Listen to the tracks that best give an idea of this new internal grammar: "Arise Above Oppression", techno-metal rhythm in death version, with guttural or distorted voices, giving the impression of a quasi-"expressionistic" vision of rock or metal; meaning music in which the theatricalization of suffering, the view of the horror of the contemporary world (but not only), and the sense of existential shock it provokes give shape to distorted and deformed portraits of people, interior/exterior landscapes now focused on more important details of the whole, now on large open spaces ("Suffer Age", "Lifeblind") of the historical scenario where an elusive detail ("a flower in the trash") can have the meaning of a saving hope, or even more, shed a poetic light on a scene of tormented and unspeakable suffering. But it is in the sequence "Natividad" (dedicated to the Latin American origins of the frontman's mother) and "Big God/Raped Souls" that Fear Factory possibly reach the peak of the entire album: a deafening noise in the first serves as an intro for the second, an invocation with an ultra-distorted voice that screams "so I am viciously raped, so I am in burning violence... in America: this is America, this is America, and I love America..." repeated in an obsessive and paroxysmal way, actually seems (even if perhaps unintentionally) to reconnect to expressionist poetry. What follows belongs to the Encyclopedia of Rock of all eras: suspended percussion followed by their own echo, repeated two-three times, guitar explosion in a memorable riff by the musical standards of death metal (Sepultura-Death-Entombed: the triad of the genre's top exponents), the traditional guttural "singing", which however (uniquely) alternates with ethereal, almost female voices. An idea (I feel like saying) ingenious, which makes what was thought to be an already perfect album for its genre sound like something that, incredibly, goes much, much further: the staging of the "Ballardian crash" man-machine, is actually the pretext to introduce the main idea of the album, the encounter with an increasingly mechanized world, the dehumanization and the consequent sense of alienating estrangement find in these "obsessive, trying obsessively to free themselves from the reality they narrate" music one of the deepest layers of the meaning of the contemporary age.

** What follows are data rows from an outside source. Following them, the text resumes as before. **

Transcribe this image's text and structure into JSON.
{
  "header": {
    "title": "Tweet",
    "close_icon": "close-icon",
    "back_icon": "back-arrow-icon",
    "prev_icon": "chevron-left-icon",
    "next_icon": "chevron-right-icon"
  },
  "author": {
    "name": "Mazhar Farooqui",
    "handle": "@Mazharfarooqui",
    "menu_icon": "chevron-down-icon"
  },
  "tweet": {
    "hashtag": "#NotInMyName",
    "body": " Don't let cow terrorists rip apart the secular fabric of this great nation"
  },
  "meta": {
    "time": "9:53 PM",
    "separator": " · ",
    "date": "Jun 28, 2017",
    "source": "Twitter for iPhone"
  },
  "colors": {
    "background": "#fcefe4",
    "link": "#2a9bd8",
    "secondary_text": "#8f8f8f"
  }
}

The only response seems to be what the album title suggests (better to call it a "work" as it is an authentic concept of the social macrocosm zoomed onto the microcosm of internal reality): the search for spirituality (soul) within this enormous, imposing, and alienating "machine". Unfortunately, it is a title that also seems to allude to the sad awareness of the unattainable utopia it contains, but the meaning of the "Resurrection of the Oppressed" with a clear mystical-religious undertone, is precisely, in my (very limited) opinion, that of hope even inside and beyond despair.
Burton Bell has a voice that on this first album ranges from a wickedly vicious growl to a very particular clean voice, almost like an android capable of experiencing emotions!
I’ve never heard a drummer use the double pedal in such a clean and surgical way, almost as if it were a second drum set!